Unlike the last hockey….thing….I attended with Will about eight or nine years ago this one flew by, but mainly because I was sitting next to Katy. She had many questions about the goings on. Most of them I couldn’t answer with any degree of accuracy, but she appeared to be fine with that. She was very concerned about the officials’ safety and well being.  Probably something to do with their decided lack of protective gear. She also seemed a bit worried about the players who jumped over the wall onto the ice instead of using the door.  She wondered about the coaches and decided that she didn’t want to be a hockey player herself because I mistakenly referred to the intermissions between periods, as “time-outs” and she didn’t like to be timed out.

 

As we were leaving, I became aware that my boots were glued to the floor by some congealed liquid. Pop, no doubt but aside from this, the arena was remarkably clean. Even the washroom. If you know me, you know that I have an aversion to public washrooms due to their general state of disgustingness. The washrooms at Rexall Place have that worn out look that much of Canada’s public areas do but it was clean. There was even a washroom attendant to mop up the sink area which, if you watch Oprah at all, you know is just a cesspool of germs that makes sitting on the toilet seat about the cleanest thing a person can do in a washroom.

 

Katy acquired an Oil Kings flag in the gift shop on the way out and wheedled unsuccessfully for a jersey (I would have liked a t-shirt myself), and we emerged from the arena to find it was still snowing as hard as it had been when we arrived. Winter is cruel. Parking lots and sidewalks have been snow free and dry since early in the week and spring threatened. And so, it follows that snow must fall. It is only mid-March and this is Canada – as I am reminded often when I read about the warming and melting back in Iowa.

 

Katy is excited about her next hockey game.

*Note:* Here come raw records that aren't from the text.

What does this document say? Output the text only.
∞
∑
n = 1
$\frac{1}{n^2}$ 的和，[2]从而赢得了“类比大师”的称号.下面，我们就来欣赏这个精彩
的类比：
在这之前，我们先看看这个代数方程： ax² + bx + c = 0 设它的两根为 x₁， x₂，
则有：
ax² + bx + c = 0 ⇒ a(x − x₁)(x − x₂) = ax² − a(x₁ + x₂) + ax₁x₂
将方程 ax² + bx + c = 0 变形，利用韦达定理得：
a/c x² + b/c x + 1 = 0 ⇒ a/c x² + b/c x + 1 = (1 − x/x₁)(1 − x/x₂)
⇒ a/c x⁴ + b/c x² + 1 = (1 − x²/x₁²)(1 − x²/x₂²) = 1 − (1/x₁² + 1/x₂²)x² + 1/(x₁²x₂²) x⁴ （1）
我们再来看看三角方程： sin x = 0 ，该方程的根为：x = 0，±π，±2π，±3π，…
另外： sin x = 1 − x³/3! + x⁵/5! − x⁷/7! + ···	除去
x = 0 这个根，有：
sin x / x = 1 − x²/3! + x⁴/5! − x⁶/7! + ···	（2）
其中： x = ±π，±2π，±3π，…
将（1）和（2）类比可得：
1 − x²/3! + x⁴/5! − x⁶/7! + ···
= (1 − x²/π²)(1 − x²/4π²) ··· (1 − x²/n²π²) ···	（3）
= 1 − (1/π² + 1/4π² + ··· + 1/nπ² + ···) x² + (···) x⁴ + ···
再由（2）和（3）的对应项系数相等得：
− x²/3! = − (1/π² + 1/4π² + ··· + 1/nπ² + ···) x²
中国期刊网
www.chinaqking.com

She has a flag to wave now and knows that if she wants something free thrown at her, she must stand up and wave or dance for the webcam like the little boy that the perky talking head spoke to at one point in his give-away madness. The boy looked about eight or nine and would dance suggestively on demand much to the delight of the crowd. Rob remarked that the kid would be much in demand by the ladies someday, provided that he was playing on that team.

 

I think a hockey game here and there would make a nice family outing. Like hiking  and camping, it is a Canadian thing to do and we are fast forgetting our American ways in favor of our new home.